Begonias Are Back (and Grandma’s Other Favorite Houseplants Are Next)
It’s not just old ladies who love geraniums and African violets—retro flowers and plants are trending again
Covered in bright orange, red, or pink flowers, it used to be that begonias were the houseplants that every little old lady had in her window. Well, they’re not just for the Golden Girls anymore! Begonias have never been more popular (your grandma is freaking psyched) and now foliage is snatching flowers’ spotlight—some varieties even have leaves that reflect iridescent blue in bright light. With more than a quarter-million posts tagged #begonia, these sexy houseplants are blowing up on Instagram (this video of a shiny begonia leaf has nearly 2 million views), and giving us a major case of the #BegoniaMondays.
Escargot Begonia (Begonia rex) — #curlyhairdontcare
Until relatively recently, only a few begonias were readily available. The “tuberous” type of begonias have traditionally been grown for their flashy flowers, filling in outdoor planters and hanging baskets in shady spaces. These days, though, everyone’s drooling over the shrub-like, cane, and rex begonias, grown as houseplants for their intense and mind-bogglingly diverse foliage.
Exotica Begonia (B. brevirimosa exotica) — Woke Up Like This
Begonias’ popularity as houseplants is earned: they’re gorgeous, easy to grow, and tons of new species keep coming out.

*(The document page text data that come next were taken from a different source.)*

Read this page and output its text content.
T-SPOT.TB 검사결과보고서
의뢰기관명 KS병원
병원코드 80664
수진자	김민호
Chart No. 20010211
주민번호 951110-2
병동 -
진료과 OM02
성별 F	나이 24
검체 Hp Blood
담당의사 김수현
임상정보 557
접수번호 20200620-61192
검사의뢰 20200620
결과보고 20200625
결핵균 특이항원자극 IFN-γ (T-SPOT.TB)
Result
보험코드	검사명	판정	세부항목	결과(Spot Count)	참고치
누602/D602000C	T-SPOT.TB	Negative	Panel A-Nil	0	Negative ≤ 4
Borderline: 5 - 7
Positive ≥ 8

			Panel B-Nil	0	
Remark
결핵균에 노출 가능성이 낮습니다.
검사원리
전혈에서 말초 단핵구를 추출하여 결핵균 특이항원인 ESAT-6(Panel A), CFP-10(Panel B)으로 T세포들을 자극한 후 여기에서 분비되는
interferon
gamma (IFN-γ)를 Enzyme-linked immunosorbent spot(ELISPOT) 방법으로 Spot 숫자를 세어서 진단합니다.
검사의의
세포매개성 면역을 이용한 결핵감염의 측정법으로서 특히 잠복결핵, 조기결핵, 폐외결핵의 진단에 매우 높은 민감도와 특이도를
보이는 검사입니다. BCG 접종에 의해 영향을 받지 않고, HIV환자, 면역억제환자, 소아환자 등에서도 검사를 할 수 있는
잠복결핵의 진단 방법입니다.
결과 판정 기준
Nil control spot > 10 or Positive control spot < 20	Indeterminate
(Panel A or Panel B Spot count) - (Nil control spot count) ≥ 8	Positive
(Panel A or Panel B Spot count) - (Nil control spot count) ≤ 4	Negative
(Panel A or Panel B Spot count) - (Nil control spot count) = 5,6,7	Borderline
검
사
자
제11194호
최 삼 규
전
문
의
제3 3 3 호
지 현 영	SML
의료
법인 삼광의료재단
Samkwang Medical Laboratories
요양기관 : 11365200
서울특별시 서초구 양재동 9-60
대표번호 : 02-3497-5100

Photo by Andreas Hoernisch / Getty Images
B. nahangensis — Texture for Days
For crying out loud, look at this:
B. ferox — ✔️Savage ✔️Sickening ✔️Fierce
This little beastie is definitely not your grandma’s begonia! (And its name means “ferocious,” which is unbelievably on point.)
B. ‘White Ice’ — Mood Intensifier
This angel wing-type begonia is serious houseplant goals.
The newest and most intriguing begonias can be a bit expensive as far as houseplants go. Luckily, the new varieties are just as easy to grow as the old ones, and you can even propagate your own babies from simple leaf cuttings.
Since everything old is always new again, this got us thinking: What other old-lady plants have been waiting for their comebacks? These are the ones we’re betting on.
Plasticky-red anthuriums were always the go-to plant to give a generic flower arrangement some South Seas island magic, but now they’re basically the Beyoncé of this situation and don’t need Destiny’s Child, m’kay? Behold the glory of this Anthurium ‘Shibori.’
And the leaves on this A. clarinervium are a velvety masterpiece.
Instagram still has some catching up to do, but African violets (Saintpaulia spp.), the ultimate old lady plants, are all over the Russian houseplant pages. Look at this absolutely sickening ‘Emerald Lace.’ Ruffles everywhere AND variegated leaves? 🤤🤤🤤
Another member of the Gesneriaceae family (which African violet belongs to as well), gloxinia (Sinningia) is poised for popularity. Florist’s gloxinia were all over houseplant books in the 1960s and ’70s, but now they’re primarily spotted next to the mylar “get well” balloons and plastic-tubed single red roses at grocery store flower cases. They were all big hair and flounce. Well, mark our words, they’re gonna come back in a big way! The teeny-tiny ‘White Sprite’ looks positively magical in this terrarium.
Like begonias, this houseplant—a striking silver-haired Brazilian edelweiss (Sinningia leucotricha)—doesn’t even need flowers to hold our attention (but it gets scarlet blooms anyway, because it’s so extra).
It might sound far-fetched, but Our Queen of the Tragically Unhip, geranium (Pelargonium) could be on the upswing. Geraniums are already scenting bougie hand soap and they’re all over Dolce & Gabbana’s Fall/Winter 2019 collection. We predict a relaunch of this easy-to-grow old lady plant into internet stardom—you saw it here first.